Fralick and colleagues1 report a suicide rate three times the population norm for concussions that occur on weekdays and four times the norm for those that occur on weekends. The conclusion was based on a 20-year longitudinal study that used vital statistics from Canada’s Office of the Registrar General for the general population and physician claims for ICD-9 code 850, for concussion, for the cohort.
The authors excluded patients under 17 years of age “because most suicide deaths occur in adults.” Was a similar exclusion applied to the general population? If not, the exclusion of those less likely for suicide would seem to bias the cohort for a higher rate of suicide.
In stating “This code [850] has been validated with high specificity (99%) and mid-range sensitivity (22%–76%),” the authors cite three references. In one, the authors conclude, “The identification of mild TBI [traumatic brain injury] patients using retrospectively assigned ICD-9 codes appears to be inaccurate. These codes are associated with a significant number of false-positive and false-negative code assignments.”2
In another, the authors conclude, “ICD-9-CM codes were sensitive for the presence of any severe TBI, but further classification of specific types of TBI was limited by variable sensitivity/specificity. Use of these codes should be supplemented by other methodology.”3
These cited observations do not seem to promote comfort with Fralick and colleagues’ use of retrospective ICD-9 code (850) for defining the cohort.
Nor should this surprise many who have experience with acute closed head trauma. Using the 850 code puts into the same category patients who complain of feeling “out of it” for a few seconds after striking their head while denying a loss of consciousness (850.0) with those who have documented unresponsiveness for more than an hour with no memory of the preceding events (850.4).

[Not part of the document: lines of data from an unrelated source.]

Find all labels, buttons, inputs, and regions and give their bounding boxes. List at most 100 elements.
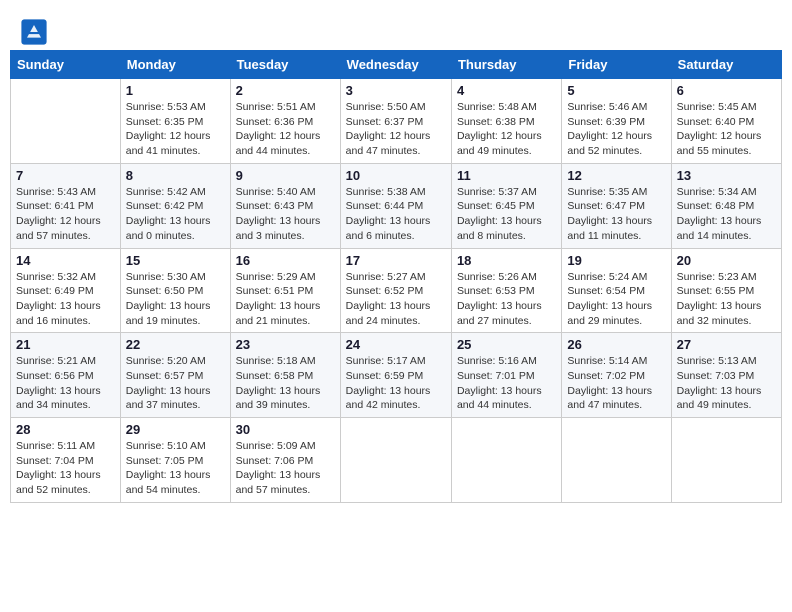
day-cell: 8 Sunrise: 5:42 AM Sunset: 6:42 PM Daylig… [120,163,230,248]
day-cell: 10Sunrise: 5:38 AM Sunset: 6:44 PM Dayli… [340,163,451,248]
day-cell: 25 Sunrise: 5:16 AM Sunset: 7:01 PM Dayli… [451,333,561,418]
day-cell: 3 Sunrise: 5:50 AM Sunset: 6:37 PM Daylig… [340,79,451,164]
day-cell: 4Sunrise: 5:48 AM Sunset: 6:38 PM Daylig… [451,79,561,164]
day-number: 25 [457,337,556,352]
day-number: 27 [677,337,776,352]
day-cell: 2 Sunrise: 5:51 AM Sunset: 6:36 PM Daylig… [230,79,340,164]
day-cell: 16 Sunrise: 5:29 AM Sunset: 6:51 PM Dayli… [230,248,340,333]
day-number: 7 [16,168,115,183]
day-info: Sunrise: 5:29 AM Sunset: 6:51 PM Dayligh… [236,270,335,329]
day-cell: 11 Sunrise: 5:37 AM Sunset: 6:45 PM Dayli… [451,163,561,248]
day-cell: 19Sunrise: 5:24 AM Sunset: 6:54 PM Dayli… [562,248,671,333]
day-cell: 14 Sunrise: 5:32 AM Sunset: 6:49 PM Dayli… [11,248,121,333]
day-cell: 15 Sunrise: 5:30 AM Sunset: 6:50 PM Dayli… [120,248,230,333]
day-number: 11 [457,168,556,183]
day-info: Sunrise: 5:46 AM Sunset: 6:39 PM Dayligh… [567,100,665,159]
day-info: Sunrise: 5:13 AM Sunset: 7:03 PM Dayligh… [677,354,776,413]
calendar-table: SundayMondayTuesdayWednesdayThursdayFrid… [10,50,782,503]
day-info: Sunrise: 5:34 AM Sunset: 6:48 PM Dayligh… [677,185,776,244]
day-number: 1 [126,83,225,98]
week-row-4: 21 Sunrise: 5:21 AM Sunset: 6:56 PM Dayli… [11,333,782,418]
day-cell: 29 Sunrise: 5:10 AM Sunset: 7:05 PM Dayli… [120,418,230,503]
day-number: 30 [236,422,335,437]
day-cell: 9 Sunrise: 5:40 AM Sunset: 6:43 PM Daylig… [230,163,340,248]
day-cell: 17 Sunrise: 5:27 AM Sunset: 6:52 PM Dayli… [340,248,451,333]
day-cell [562,418,671,503]
day-cell: 26 Sunrise: 5:14 AM Sunset: 7:02 PM Dayli… [562,333,671,418]
day-info: Sunrise: 5:38 AM Sunset: 6:44 PM Dayligh… [346,185,446,244]
day-cell: 21 Sunrise: 5:21 AM Sunset: 6:56 PM Dayli… [11,333,121,418]
day-number: 15 [126,253,225,268]
day-number: 23 [236,337,335,352]
day-number: 16 [236,253,335,268]
page-header [10,10,782,50]
day-info: Sunrise: 5:21 AM Sunset: 6:56 PM Dayligh… [16,354,115,413]
day-header-saturday: Saturday [671,51,781,79]
day-info: Sunrise: 5:42 AM Sunset: 6:42 PM Dayligh… [126,185,225,244]
day-info: Sunrise: 5:32 AM Sunset: 6:49 PM Dayligh… [16,270,115,329]
day-cell: 23Sunrise: 5:18 AM Sunset: 6:58 PM Dayli… [230,333,340,418]
day-info: Sunrise: 5:14 AM Sunset: 7:02 PM Dayligh… [567,354,665,413]
day-info: Sunrise: 5:40 AM Sunset: 6:43 PM Dayligh… [236,185,335,244]
logo [20,18,52,46]
day-number: 21 [16,337,115,352]
day-cell: 5 Sunrise: 5:46 AM Sunset: 6:39 PM Daylig… [562,79,671,164]
day-cell: 6 Sunrise: 5:45 AM Sunset: 6:40 PM Daylig… [671,79,781,164]
day-number: 13 [677,168,776,183]
day-info: Sunrise: 5:17 AM Sunset: 6:59 PM Dayligh… [346,354,446,413]
day-number: 14 [16,253,115,268]
day-info: Sunrise: 5:11 AM Sunset: 7:04 PM Dayligh… [16,439,115,498]
day-number: 4 [457,83,556,98]
day-info: Sunrise: 5:51 AM Sunset: 6:36 PM Dayligh… [236,100,335,159]
day-cell [11,79,121,164]
day-number: 2 [236,83,335,98]
day-number: 24 [346,337,446,352]
day-info: Sunrise: 5:26 AM Sunset: 6:53 PM Dayligh… [457,270,556,329]
day-number: 18 [457,253,556,268]
day-number: 22 [126,337,225,352]
day-number: 8 [126,168,225,183]
day-info: Sunrise: 5:45 AM Sunset: 6:40 PM Dayligh… [677,100,776,159]
day-cell: 1 Sunrise: 5:53 AM Sunset: 6:35 PM Daylig… [120,79,230,164]
day-number: 6 [677,83,776,98]
day-info: Sunrise: 5:23 AM Sunset: 6:55 PM Dayligh… [677,270,776,329]
day-header-sunday: Sunday [11,51,121,79]
day-info: Sunrise: 5:30 AM Sunset: 6:50 PM Dayligh… [126,270,225,329]
day-info: Sunrise: 5:27 AM Sunset: 6:52 PM Dayligh… [346,270,446,329]
day-cell: 24 Sunrise: 5:17 AM Sunset: 6:59 PM Dayli… [340,333,451,418]
day-info: Sunrise: 5:20 AM Sunset: 6:57 PM Dayligh… [126,354,225,413]
day-cell [671,418,781,503]
day-number: 29 [126,422,225,437]
day-info: Sunrise: 5:35 AM Sunset: 6:47 PM Dayligh… [567,185,665,244]
day-cell: 7 Sunrise: 5:43 AM Sunset: 6:41 PM Daylig… [11,163,121,248]
day-info: Sunrise: 5:09 AM Sunset: 7:06 PM Dayligh… [236,439,335,498]
day-cell: 30 Sunrise: 5:09 AM Sunset: 7:06 PM Dayli… [230,418,340,503]
day-cell [340,418,451,503]
day-info: Sunrise: 5:53 AM Sunset: 6:35 PM Dayligh… [126,100,225,159]
day-number: 3 [346,83,446,98]
day-cell [451,418,561,503]
day-number: 17 [346,253,446,268]
day-header-friday: Friday [562,51,671,79]
week-row-1: 1 Sunrise: 5:53 AM Sunset: 6:35 PM Daylig… [11,79,782,164]
week-row-3: 14 Sunrise: 5:32 AM Sunset: 6:49 PM Dayli… [11,248,782,333]
day-header-thursday: Thursday [451,51,561,79]
day-header-monday: Monday [120,51,230,79]
day-header-tuesday: Tuesday [230,51,340,79]
day-info: Sunrise: 5:43 AM Sunset: 6:41 PM Dayligh… [16,185,115,244]
day-number: 20 [677,253,776,268]
day-info: Sunrise: 5:16 AM Sunset: 7:01 PM Dayligh… [457,354,556,413]
day-header-wednesday: Wednesday [340,51,451,79]
day-info: Sunrise: 5:24 AM Sunset: 6:54 PM Dayligh… [567,270,665,329]
day-cell: 27 Sunrise: 5:13 AM Sunset: 7:03 PM Dayli… [671,333,781,418]
day-cell: 22 Sunrise: 5:20 AM Sunset: 6:57 PM Dayli… [120,333,230,418]
day-number: 5 [567,83,665,98]
day-number: 9 [236,168,335,183]
week-row-5: 28Sunrise: 5:11 AM Sunset: 7:04 PM Dayli… [11,418,782,503]
day-cell: 20 Sunrise: 5:23 AM Sunset: 6:55 PM Dayli… [671,248,781,333]
day-number: 26 [567,337,665,352]
day-info: Sunrise: 5:10 AM Sunset: 7:05 PM Dayligh… [126,439,225,498]
day-cell: 18 Sunrise: 5:26 AM Sunset: 6:53 PM Dayli… [451,248,561,333]
day-info: Sunrise: 5:50 AM Sunset: 6:37 PM Dayligh… [346,100,446,159]
day-info: Sunrise: 5:37 AM Sunset: 6:45 PM Dayligh… [457,185,556,244]
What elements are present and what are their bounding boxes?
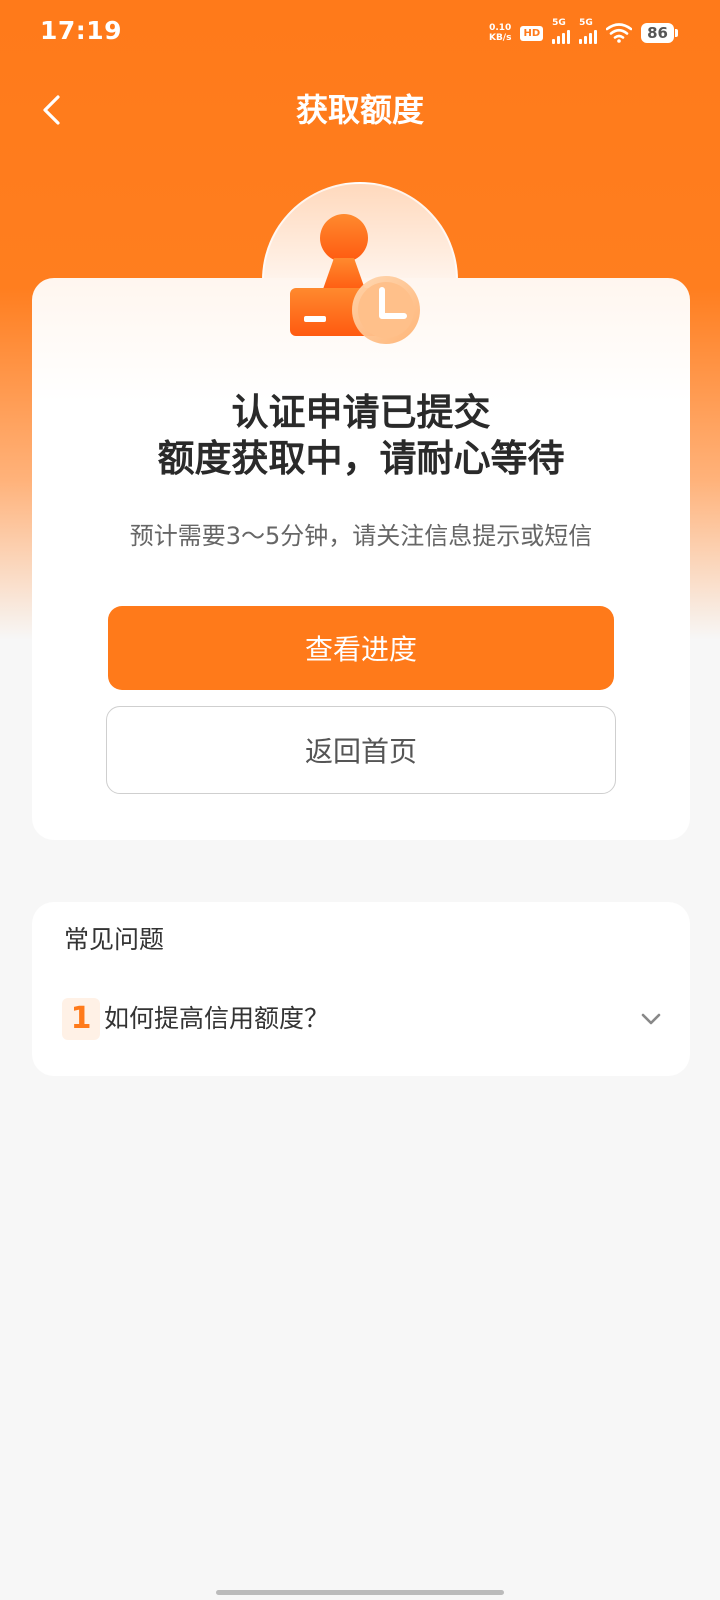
status-time: 17:19 <box>40 16 123 45</box>
signal-label: 5G <box>552 18 566 28</box>
faq-item[interactable]: 1 如何提高信用额度？ <box>62 998 662 1042</box>
card-title-line2: 额度获取中，请耐心等待 <box>157 437 565 480</box>
card-subtitle: 预计需要3～5分钟，请关注信息提示或短信 <box>129 522 593 550</box>
faq-card: 常见问题 1 如何提高信用额度？ <box>32 902 690 1076</box>
faq-item-number: 1 <box>62 998 100 1040</box>
faq-item-question: 如何提高信用额度？ <box>104 1004 330 1033</box>
card-title: 认证申请已提交 额度获取中，请耐心等待 <box>32 390 690 482</box>
page-title: 获取额度 <box>295 91 424 129</box>
network-speed-unit: KB/s <box>488 33 512 43</box>
network-speed: 0.10 KB/s <box>489 23 511 43</box>
stamp-clock-icon <box>290 214 420 344</box>
battery-icon: 86 <box>641 23 678 43</box>
chevron-down-icon[interactable] <box>638 1006 664 1032</box>
wifi-icon <box>606 23 633 43</box>
status-icons: 0.10 KB/s HD 5G 5G 86 <box>489 18 678 46</box>
view-progress-button[interactable]: 查看进度 <box>108 606 614 690</box>
hd-icon: HD <box>520 25 544 41</box>
status-bar: 17:19 0.10 KB/s HD 5G 5G 86 <box>0 0 720 66</box>
home-indicator[interactable] <box>216 1590 504 1595</box>
signal-icon: 5G <box>552 18 571 44</box>
card-title-line1: 认证申请已提交 <box>231 391 491 434</box>
back-home-button[interactable]: 返回首页 <box>106 706 616 794</box>
faq-title: 常见问题 <box>64 925 165 954</box>
signal-icon: 5G <box>579 18 598 44</box>
signal-label: 5G <box>579 18 593 28</box>
network-speed-value: 0.10 <box>489 23 512 33</box>
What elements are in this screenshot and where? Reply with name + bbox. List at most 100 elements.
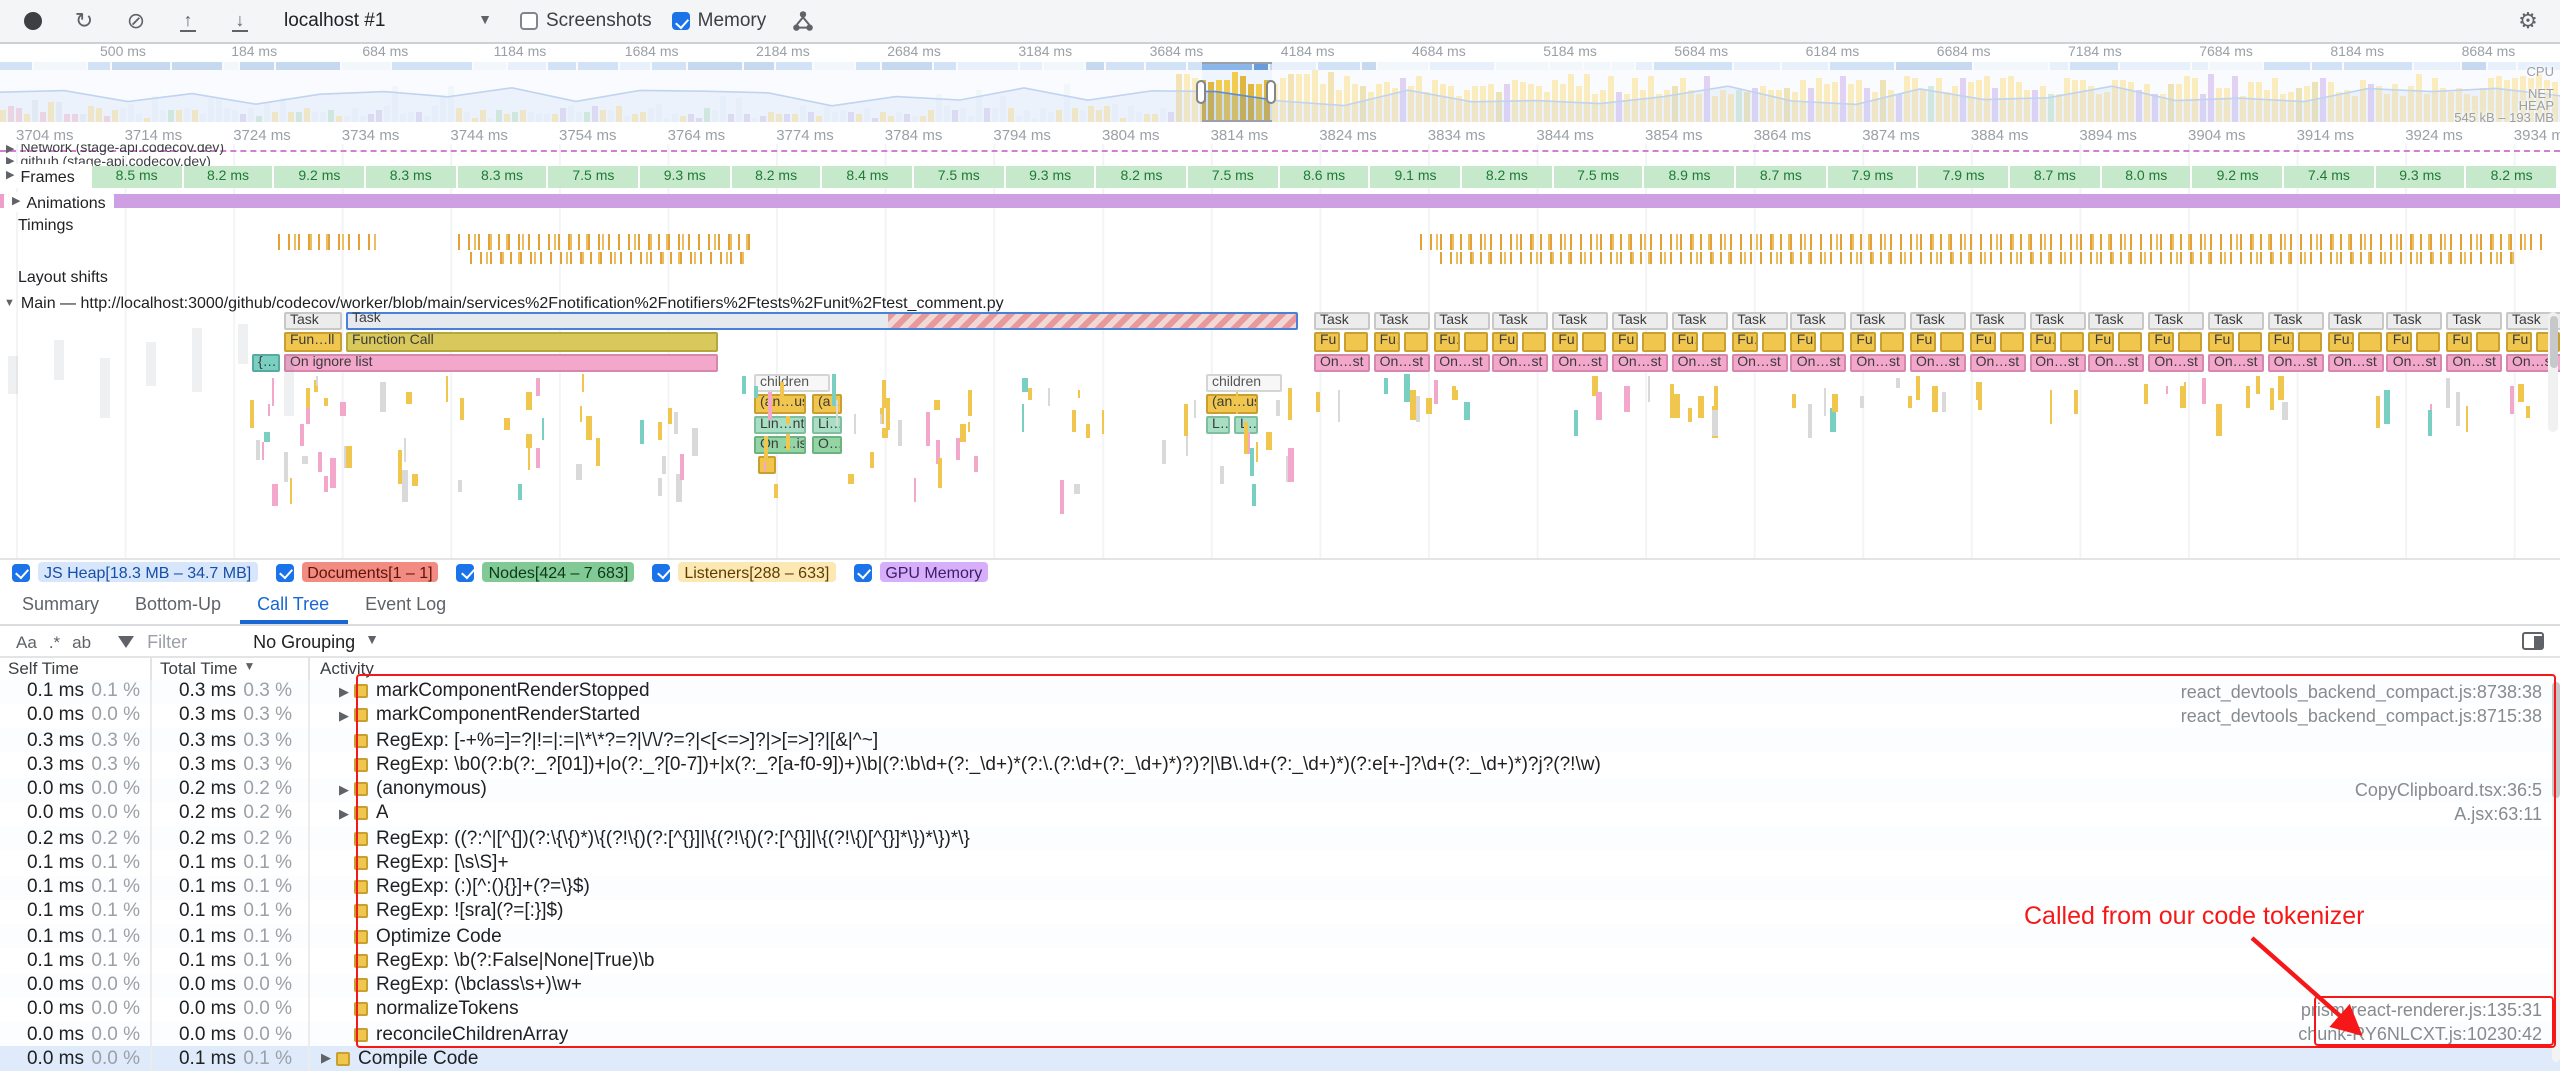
tab-bottom-up[interactable]: Bottom-Up xyxy=(117,584,239,624)
table-row[interactable]: 0.3 ms0.3 %0.3 ms0.3 %RegExp: \b0(?:b(?:… xyxy=(0,753,2560,778)
function-call-entry[interactable] xyxy=(1940,333,1964,352)
flame-entry[interactable]: children xyxy=(1206,374,1282,393)
frame-duration-cell[interactable]: 8.7 ms xyxy=(1736,165,1825,187)
ignore-list-entry[interactable]: On…st xyxy=(1552,353,1608,372)
filter-option-icon[interactable]: .* xyxy=(49,631,60,651)
function-call-entry[interactable]: Fu…ll xyxy=(2387,333,2413,352)
task-entry[interactable]: Task xyxy=(1850,312,1906,331)
ignore-list-entry[interactable]: On…st xyxy=(1910,353,1966,372)
frame-duration-cell[interactable]: 7.5 ms xyxy=(549,165,638,187)
frame-duration-cell[interactable]: 8.2 ms xyxy=(1462,165,1551,187)
counter-toggle[interactable]: GPU Memory xyxy=(853,562,988,582)
function-call-entry[interactable] xyxy=(1582,333,1606,352)
function-call-entry[interactable] xyxy=(2178,333,2202,352)
frame-duration-cell[interactable]: 7.5 ms xyxy=(914,165,1003,187)
flame-entry[interactable]: Function Call xyxy=(346,333,718,352)
function-call-entry[interactable]: Fu…ll xyxy=(1433,333,1459,352)
table-row[interactable]: 0.0 ms0.0 %0.2 ms0.2 %▶AA.jsx:63:11 xyxy=(0,802,2560,827)
task-entry[interactable]: Task xyxy=(1672,312,1728,331)
flame-entry[interactable]: Lin…nt xyxy=(754,415,806,434)
frame-duration-cell[interactable]: 9.3 ms xyxy=(2376,165,2465,187)
task-entry[interactable]: Task xyxy=(1374,312,1430,331)
function-call-entry[interactable] xyxy=(1880,333,1904,352)
flame-entry[interactable]: Task xyxy=(284,312,342,331)
frame-duration-cell[interactable]: 7.9 ms xyxy=(1828,165,1917,187)
save-profile-button[interactable]: ↑ xyxy=(172,5,204,37)
ignore-list-entry[interactable]: On…st xyxy=(2208,353,2264,372)
task-entry[interactable]: Task xyxy=(1493,312,1549,331)
frame-duration-cell[interactable]: 9.2 ms xyxy=(2193,165,2282,187)
function-call-entry[interactable]: Fu…ll xyxy=(2089,333,2115,352)
frame-duration-cell[interactable]: 8.2 ms xyxy=(183,165,272,187)
flame-entry[interactable]: On …ist xyxy=(754,436,806,455)
tab-call-tree[interactable]: Call Tree xyxy=(239,584,347,624)
flame-entry[interactable]: {… xyxy=(252,353,280,372)
table-row[interactable]: 0.0 ms0.0 %0.0 ms0.0 %normalizeTokenspri… xyxy=(0,998,2560,1023)
function-call-entry[interactable]: Fu…ll xyxy=(1850,333,1876,352)
function-call-entry[interactable]: Fu…ll xyxy=(2506,333,2532,352)
flame-entry[interactable]: (an…us) xyxy=(1206,394,1258,413)
function-call-entry[interactable] xyxy=(1702,333,1726,352)
filter-funnel-icon[interactable] xyxy=(117,635,133,647)
timeline-overview[interactable]: 500 ms184 ms684 ms1184 ms1684 ms2184 ms2… xyxy=(0,44,2560,122)
frame-duration-cell[interactable]: 9.3 ms xyxy=(640,165,729,187)
function-call-entry[interactable] xyxy=(2059,333,2083,352)
ignore-list-entry[interactable]: On…st xyxy=(1314,353,1370,372)
function-call-entry[interactable]: Fu…ll xyxy=(2148,333,2174,352)
clear-recording-button[interactable]: ⊘ xyxy=(120,5,152,37)
ignore-list-entry[interactable]: On…st xyxy=(2387,353,2443,372)
ignore-list-entry[interactable]: On…st xyxy=(2268,353,2324,372)
header-self-time[interactable]: Self Time xyxy=(0,658,152,679)
function-call-entry[interactable] xyxy=(1404,333,1428,352)
tab-event-log[interactable]: Event Log xyxy=(347,584,464,624)
expand-icon[interactable]: ▶ xyxy=(318,1051,334,1067)
task-entry[interactable]: Task xyxy=(1731,312,1787,331)
flame-scrollbar[interactable] xyxy=(2548,312,2558,432)
frame-duration-cell[interactable]: 9.2 ms xyxy=(275,165,364,187)
toggle-details-panel-icon[interactable] xyxy=(2522,632,2544,650)
expand-icon[interactable]: ▶ xyxy=(336,708,352,724)
table-row[interactable]: 0.0 ms0.0 %0.2 ms0.2 %▶(anonymous)CopyCl… xyxy=(0,777,2560,802)
task-entry[interactable]: Task xyxy=(2148,312,2204,331)
source-location-link[interactable]: prism-react-renderer.js:135:31 xyxy=(2301,1000,2560,1020)
frame-duration-cell[interactable]: 8.2 ms xyxy=(1097,165,1186,187)
source-location-link[interactable]: react_devtools_backend_compact.js:8738:3… xyxy=(2181,681,2560,701)
animations-track-header[interactable]: ▶ Animations xyxy=(4,192,114,212)
expand-icon[interactable]: ▶ xyxy=(336,683,352,699)
expand-icon[interactable]: ▶ xyxy=(336,806,352,822)
table-row[interactable]: 0.1 ms0.1 %0.1 ms0.1 %Optimize Code xyxy=(0,924,2560,949)
table-row[interactable]: 0.0 ms0.0 %0.0 ms0.0 %RegExp: (\bclass\s… xyxy=(0,973,2560,998)
ignore-list-entry[interactable]: On…st xyxy=(1433,353,1489,372)
source-location-link[interactable]: react_devtools_backend_compact.js:8715:3… xyxy=(2181,706,2560,726)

This indiscriminate comingling of disparate presentations invites skepticism of the predictive power of ICD-9 code 850. The authors appear to attempt to mitigate the broadness of the concussion diagnosis by excluding patients admitted immediately or within two days after initial assessment, thereby creating an ambulatory subset of ICD-9 code 850.
The article by Fralick and colleagues invites consideration of the NIOSH (National Institute for Occupational Safety and Health) report by Baron and associates.4 The cohort for this study was 3439 former National Football League (NFL) players with five years or more credited playing seasons between 1959 and 1988. The mortality for this cohort was compared with the general mortality for the US population. No consideration for a history of concussion was made in this study. The authors report that the number of suicides occurred at a substantially lower rate (standardized mortality ratio 0.41) than that in the general population. If this study is considered in light of the Fralick report of a suicide rate for those who have had a concussion three times higher than that in the general population, one must infer that those who have played five or more years of NFL have experienced concussions at a rate one-sixth that of the general US population.